Facebook broke ground at the company's newest data center in Fort Worth, Texas, where it said that the company will be making an investment of at least $500 million.
The location of the data center is unusual, considering the relatively hot climate in Texas and the massive cooling requirements that a data center requires to protect its systems. However, Facebook said that it is handling the matter.
In the announcement of Facebook on the new Fort Worth data center, the company said that it will provide power to the location using only renewable energy that will come from 200 megawatts of wind power. The data center will acquire its needed power from a new clean energy project that will be completed next year.
"200 MW is more energy than we will need for the foreseeable future, and we're proud to have played a role in bringing this project to Texas," said Facebook's director of data center operation for the western region, Ken Patchett.
As for the issue of keeping the data center cool, Facebook does not see it as a problem. The company has another data center located in North Carolina, which has hot humid southern heat. Facebook, however, has been able to keep the data center cool, and it will be using the same methods that it used there with the data center in Fort Worth.
There will be many eyes on Facebook as it looks to keep costs down at the upcoming Fort Worth data center while keeping the temperatures down at the site. Considered as pioneers in data center technology, Facebook has launched the Open Compute Project.

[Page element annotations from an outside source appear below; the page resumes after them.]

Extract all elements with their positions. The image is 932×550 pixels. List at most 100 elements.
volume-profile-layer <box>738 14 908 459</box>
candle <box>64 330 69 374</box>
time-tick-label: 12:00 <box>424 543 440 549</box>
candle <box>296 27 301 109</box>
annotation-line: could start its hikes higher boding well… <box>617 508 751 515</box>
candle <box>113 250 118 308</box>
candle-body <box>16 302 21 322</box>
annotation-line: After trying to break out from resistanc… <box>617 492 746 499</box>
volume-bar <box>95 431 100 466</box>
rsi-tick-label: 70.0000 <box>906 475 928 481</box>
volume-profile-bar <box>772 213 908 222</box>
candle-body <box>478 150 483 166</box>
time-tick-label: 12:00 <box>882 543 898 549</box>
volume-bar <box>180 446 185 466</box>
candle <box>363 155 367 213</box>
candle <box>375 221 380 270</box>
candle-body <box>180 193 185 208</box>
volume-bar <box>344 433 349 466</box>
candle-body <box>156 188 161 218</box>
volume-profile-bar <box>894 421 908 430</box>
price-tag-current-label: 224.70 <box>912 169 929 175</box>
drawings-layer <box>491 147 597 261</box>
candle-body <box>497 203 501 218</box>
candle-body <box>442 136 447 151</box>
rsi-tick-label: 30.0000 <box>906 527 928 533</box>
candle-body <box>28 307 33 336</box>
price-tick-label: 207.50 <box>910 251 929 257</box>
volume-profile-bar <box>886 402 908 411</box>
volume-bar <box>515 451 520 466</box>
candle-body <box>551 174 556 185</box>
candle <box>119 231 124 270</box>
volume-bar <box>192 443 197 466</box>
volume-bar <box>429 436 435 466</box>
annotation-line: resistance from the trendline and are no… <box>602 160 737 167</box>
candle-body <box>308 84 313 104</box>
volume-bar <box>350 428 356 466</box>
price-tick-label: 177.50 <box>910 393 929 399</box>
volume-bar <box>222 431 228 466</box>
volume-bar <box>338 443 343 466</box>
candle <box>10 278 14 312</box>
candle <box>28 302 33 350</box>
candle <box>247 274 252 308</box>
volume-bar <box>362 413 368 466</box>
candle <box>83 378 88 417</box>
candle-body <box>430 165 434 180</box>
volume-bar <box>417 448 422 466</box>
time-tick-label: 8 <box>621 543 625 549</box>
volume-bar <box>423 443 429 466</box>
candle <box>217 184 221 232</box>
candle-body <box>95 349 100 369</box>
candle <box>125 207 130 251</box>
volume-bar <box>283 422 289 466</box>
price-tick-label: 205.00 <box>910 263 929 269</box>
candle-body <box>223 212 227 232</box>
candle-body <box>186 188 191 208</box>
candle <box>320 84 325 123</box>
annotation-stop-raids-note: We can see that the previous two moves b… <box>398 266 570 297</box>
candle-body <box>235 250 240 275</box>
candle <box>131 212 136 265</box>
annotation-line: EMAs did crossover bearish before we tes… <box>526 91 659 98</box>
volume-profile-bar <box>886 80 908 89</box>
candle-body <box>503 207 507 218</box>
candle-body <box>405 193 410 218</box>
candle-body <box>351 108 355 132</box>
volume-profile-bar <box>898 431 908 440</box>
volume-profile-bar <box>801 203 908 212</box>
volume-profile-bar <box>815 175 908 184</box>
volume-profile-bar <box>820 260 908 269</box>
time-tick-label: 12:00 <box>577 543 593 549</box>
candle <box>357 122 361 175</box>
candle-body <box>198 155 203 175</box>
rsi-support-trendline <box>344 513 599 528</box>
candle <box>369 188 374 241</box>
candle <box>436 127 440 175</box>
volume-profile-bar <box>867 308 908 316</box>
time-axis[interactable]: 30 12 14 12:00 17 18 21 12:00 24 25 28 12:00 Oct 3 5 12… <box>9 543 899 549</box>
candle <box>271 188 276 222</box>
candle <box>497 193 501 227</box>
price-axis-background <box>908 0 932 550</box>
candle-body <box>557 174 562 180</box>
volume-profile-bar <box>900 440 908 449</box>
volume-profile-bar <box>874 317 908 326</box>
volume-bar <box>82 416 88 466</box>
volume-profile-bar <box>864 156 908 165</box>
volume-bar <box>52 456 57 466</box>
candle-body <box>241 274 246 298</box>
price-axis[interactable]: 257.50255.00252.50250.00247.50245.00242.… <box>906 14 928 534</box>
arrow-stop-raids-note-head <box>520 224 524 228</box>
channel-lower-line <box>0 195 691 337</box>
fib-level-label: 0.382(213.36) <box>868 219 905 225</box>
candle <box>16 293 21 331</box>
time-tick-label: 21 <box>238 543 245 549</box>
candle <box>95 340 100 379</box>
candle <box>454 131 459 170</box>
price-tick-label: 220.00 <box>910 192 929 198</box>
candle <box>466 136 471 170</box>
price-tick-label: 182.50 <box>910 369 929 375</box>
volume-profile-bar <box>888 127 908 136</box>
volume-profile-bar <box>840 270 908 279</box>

As Facebook established its data center in Oregon, the company launched a new plan for saving energy, which it has since introduced to other operating locations. The company then released its plans for its hardware in such locations through the Open Compute Project to allow the data centers of other companies to follow best practices.
The data center in Fort Worth will feature three buildings covering 250,000 square feet, with 40 employees who are Fort Worth residents. The project has been approved by the city council to receive an incentive package worth $146.7 million.